De leden van de GroenLinks-fractie vragen ook wanneer het kabinet voornemens is de algemene maatregel van bestuur met zorgvuldigheidseisen op te stellen. Zij vragen of het kabinet van plan is om daarbij mee te nemen dat de belangen van kinderen en ouders zwaarwegend moeten worden meegewogen in dit proces en dat er eerst een uitgewerkt transitieplan moet zijn voordat zorg wordt opgezegd. Daarnaast vragen de leden of het kabinet van plan is om de uitvoering van de motie van de leden Westerveld en Simons mee te nemen in deze AMvB.

Reactie

Aan de motie van de leden Westerveld en Simons wordt invulling gegeven middels het «Draaiboek Continuïteit Jeugdhulp». Dit draaiboek stellen de Staatssecretaris van VWS en ik op met de VNG, de Branche Gespecialiseerde Zorg voor de Jeugd (BGZJ) en de Jeugdautoriteit in het kader van het convenant «Bevorderen Continuïteit Jeugdhulp». Uitgangspunt van dit draaiboek is de borging van continuïteit van cruciale zorg op het moment dat een «problematisch risico» op discontinuïteit bestaat. Om de belangen van kinderen en ouders/verzorgers nog beter te behartigen zijn de Staatssecretaris van VWS en ik op dit moment met partijen in gesprek over de mogelijkheid tot het inwinnen van onafhankelijke deskundigheid. Streven is het convenant, inclusief het genoemde draaiboek, in de zomer van 2021 te ondertekenen.

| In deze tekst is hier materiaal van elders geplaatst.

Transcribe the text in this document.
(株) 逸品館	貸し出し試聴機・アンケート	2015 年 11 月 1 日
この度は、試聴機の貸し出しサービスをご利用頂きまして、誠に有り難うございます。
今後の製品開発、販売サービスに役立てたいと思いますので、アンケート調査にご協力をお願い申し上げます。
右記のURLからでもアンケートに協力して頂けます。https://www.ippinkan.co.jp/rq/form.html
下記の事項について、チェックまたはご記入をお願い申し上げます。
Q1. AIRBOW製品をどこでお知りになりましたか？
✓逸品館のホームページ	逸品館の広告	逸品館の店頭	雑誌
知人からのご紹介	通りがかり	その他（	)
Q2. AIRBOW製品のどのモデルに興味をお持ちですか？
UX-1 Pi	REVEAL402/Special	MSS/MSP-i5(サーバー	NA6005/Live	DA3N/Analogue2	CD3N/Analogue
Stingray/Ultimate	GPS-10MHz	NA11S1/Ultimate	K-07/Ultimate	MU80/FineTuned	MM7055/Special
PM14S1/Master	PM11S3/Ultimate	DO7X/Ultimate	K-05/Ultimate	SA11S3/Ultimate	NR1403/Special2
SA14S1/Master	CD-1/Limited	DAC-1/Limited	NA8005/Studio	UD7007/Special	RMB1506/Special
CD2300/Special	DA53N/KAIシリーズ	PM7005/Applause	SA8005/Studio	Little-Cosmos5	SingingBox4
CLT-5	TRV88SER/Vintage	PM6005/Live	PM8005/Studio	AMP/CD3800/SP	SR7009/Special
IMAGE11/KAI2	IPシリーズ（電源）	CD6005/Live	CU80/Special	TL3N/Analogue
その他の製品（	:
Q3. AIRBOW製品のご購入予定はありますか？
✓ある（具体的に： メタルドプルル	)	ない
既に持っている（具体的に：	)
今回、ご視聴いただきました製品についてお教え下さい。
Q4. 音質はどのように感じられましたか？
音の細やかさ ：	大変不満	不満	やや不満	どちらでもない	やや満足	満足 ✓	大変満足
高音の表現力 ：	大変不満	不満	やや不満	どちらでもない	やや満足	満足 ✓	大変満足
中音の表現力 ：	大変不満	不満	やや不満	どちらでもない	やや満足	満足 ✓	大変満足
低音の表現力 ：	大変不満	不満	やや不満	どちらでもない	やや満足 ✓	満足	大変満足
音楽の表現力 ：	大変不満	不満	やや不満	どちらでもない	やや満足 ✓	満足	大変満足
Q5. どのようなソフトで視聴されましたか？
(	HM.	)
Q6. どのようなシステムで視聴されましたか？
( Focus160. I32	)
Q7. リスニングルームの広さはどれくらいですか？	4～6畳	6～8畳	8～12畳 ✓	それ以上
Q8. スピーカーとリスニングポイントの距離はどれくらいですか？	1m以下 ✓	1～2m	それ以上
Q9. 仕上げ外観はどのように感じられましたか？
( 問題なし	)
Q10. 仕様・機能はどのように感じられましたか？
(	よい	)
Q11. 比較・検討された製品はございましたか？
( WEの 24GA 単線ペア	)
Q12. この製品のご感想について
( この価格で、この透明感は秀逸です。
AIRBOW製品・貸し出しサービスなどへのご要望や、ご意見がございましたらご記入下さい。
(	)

Vervolgens zal ik uw Kamer samen met de Staatssecretaris van VWS nader informeren over het convenant. Daarnaast zullen wij in overleg met de gemeenten en de VNG nagaan of het nodig is om naast de Norm voor Opdrachtgeverschap, waarover ik u later in dit verslag meer toelicht, bij of krachtens AMvB zorgvuldigheidseisen te regelen die gemeenten in hun verordeningen dienen op te nemen.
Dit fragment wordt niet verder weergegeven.